When I start seeing changes like the overall growth seems to slow down, the new leaves start coming out a lighter green (yellowing), the nutrients are spent. I don't check pH daily, but if I suspect a problem, or know the nutrients haven't been changed for a while, I'll pay closer attention to daily pH and look for abnormal swings. Also if the plants are drinking a lot of water compared to your total water volume, and your having to add back 20% or more water back daily to keep the water level up, that will deplete your nutrients much quicker. As well as cause pH swings if you don't pH adjust the water before adding it to your nutrient solution.

Quote:
To make 10 gallons of solution follow this formula:
In 10 gallons of water, dissolve 1.3 ounces of 5-12-26, when that is totally dissolved add 1 tablespoon of Epsom salts for extra Magnesium and Sulfur. Finally add in .86 ounces of Calcium Nitrate. This will give you 150ppm of Nitrogen, which is the perfect rate for growing hydroponically.
This is a good example of why I would contact the manufacture directly to clarify what they recommend for the crops I'm using their nutrients on. I don't know why this person is recommending adding the Epsom Salts. The full description for those exact nutrients on JRPeters website states:

"This formula was designed as a base foundation for hydroponic growing. It can be manipulated in such a manner as to provide virtually any combination of nutrient levels desired, providing the highest availability to plants, due primarily to Jack’s has proven ability to remain in true solution over long periods of time. Should be used in combination with the 15-0-0 Calcium Nitrate in a two-part system."
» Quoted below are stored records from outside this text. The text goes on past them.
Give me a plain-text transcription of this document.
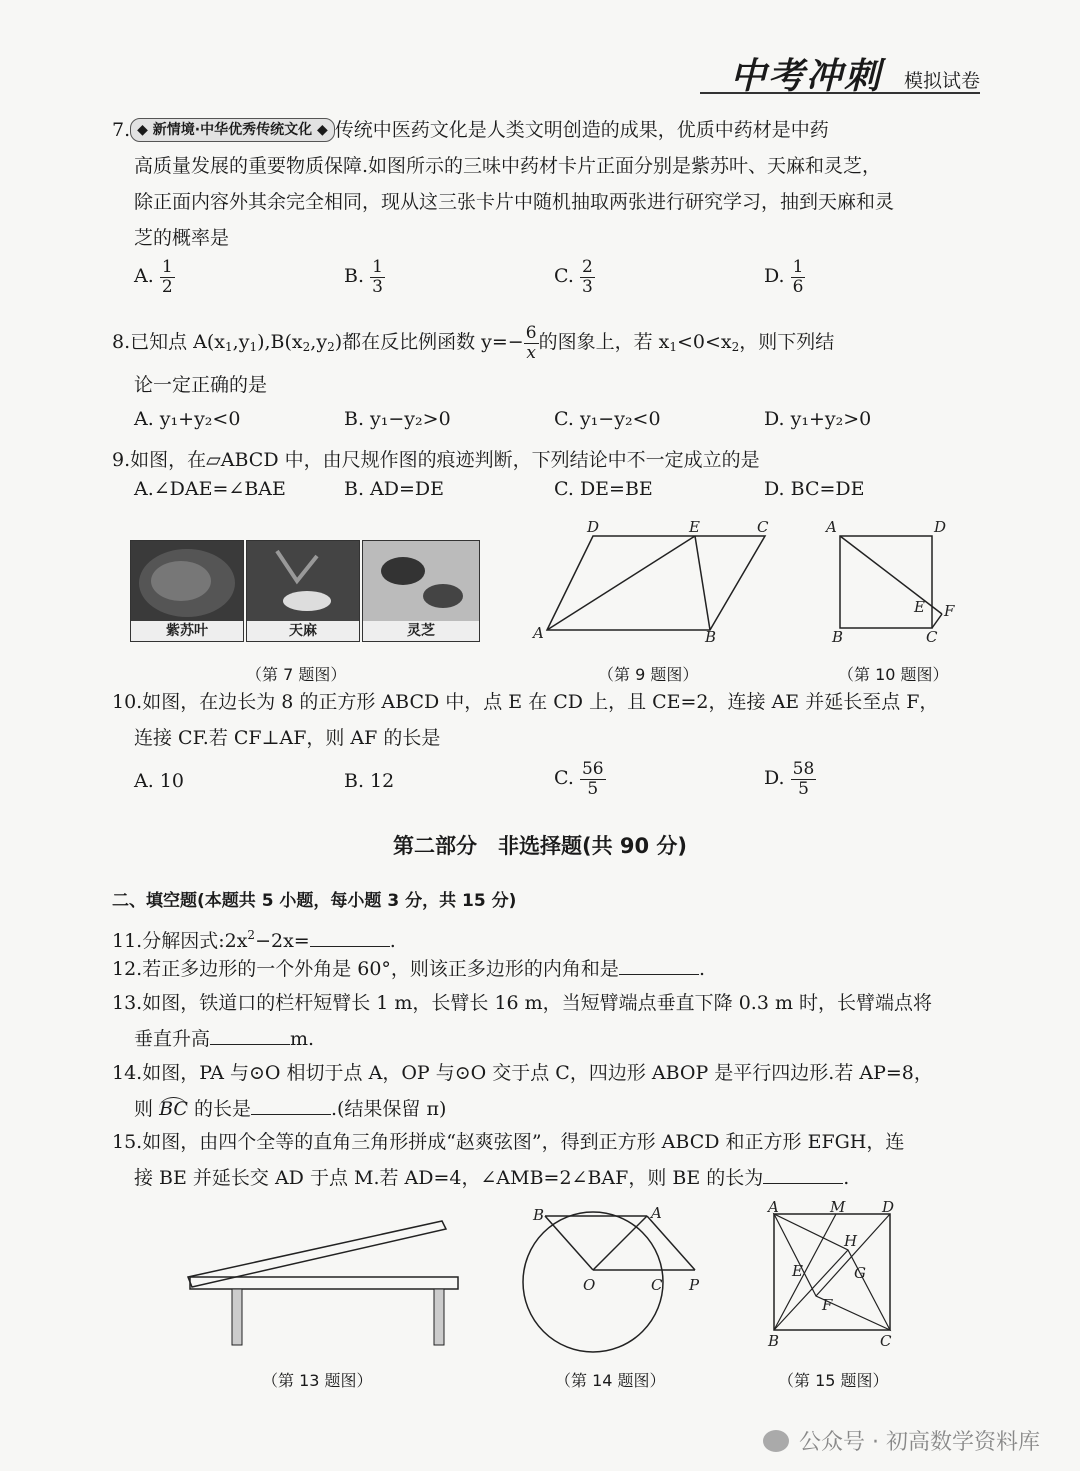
中考冲刺 模拟试卷
7. ◆ 新情境·中华优秀传统文化 ◆ 传统中医药文化是人类文明创造的成果，优质中药材是中药
高质量发展的重要物质保障.如图所示的三味中药材卡片正面分别是紫苏叶、天麻和灵芝，
除正面内容外其余完全相同，现从这三张卡片中随机抽取两张进行研究学习，抽到天麻和灵
芝的概率是
A. $\frac{1}{2}$	B. $\frac{1}{3}$	C. $\frac{2}{3}$	D. $\frac{1}{6}$
8.已知点 $A(x_1,y_1),B(x_2,y_2)$都在反比例函数 $y=- \frac{6}{x}$ 的图象上，若 $x_1<0<x_2$，则下列结
论一定正确的是
A. y₁+y₂<0	B. y₁−y₂>0	C. y₁−y₂<0	D. y₁+y₂>0
9.如图，在▱ABCD 中，由尺规作图的痕迹判断，下列结论中不一定成立的是
A.∠DAE=∠BAE	B. AD=DE	C. DE=BE	D. BC=DE
紫苏叶	天麻	灵芝
（第 7 题图）
D	E	C
A	B
（第 9 题图）
A	D
E F
B	C
（第 10 题图）
10.如图，在边长为 8 的正方形 ABCD 中，点 E 在 CD 上，且 CE=2，连接 AE 并延长至点 F，
连接 CF.若 CF⊥AF，则 AF 的长是
A. 10	B. 12	C. $\frac{56}{5}$	D. $\frac{58}{5}$
第二部分　非选择题(共 90 分)
二、填空题(本题共 5 小题，每小题 3 分，共 15 分)
11.分解因式$:2x^2-2x=$	.
12.若正多边形的一个外角是 60°，则该正多边形的内角和是	.
13.如图，铁道口的栏杆短臂长 1 m，长臂长 16 m，当短臂端点垂直下降 0.3 m 时，长臂端点将
垂直升高	m.
14.如图，PA 与⊙O 相切于点 A，OP 与⊙O 交于点 C，四边形 ABOP 是平行四边形.若 AP=8，
则 BC 的长是	.(结果保留 π)
15.如图，由四个全等的直角三角形拼成“赵爽弦图”，得到正方形 ABCD 和正方形 EFGH，连
接 BE 并延长交 AD 于点 M.若 AD=4，∠AMB=2∠BAF，则 BE 的长为	.
（第 13 题图）
B	A
O	C P
（第 14 题图）
A	M D
H
E	G
F
B	C
（第 15 题图）
公众号 · 初高数学资料库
So first, the manufacture makes no reference to adding Epsom salts in the first place. Second there is no ratio for adding it in the statement you posted. If I'm going to be adding it, I would want to know why, as well as know exactly how much (the ratio). A balanced nutrient solution would already contain Magnesium and Sulfur. And If there were some crops that could benefit from increasing the Magnesium and Sulfur levels, I would want to know which crops those were first before just adding it because someone else did. Then because adding Magnesium and Sulfur will change the balance of nutrients, I would want to know the exact ratio for adding it in the second place.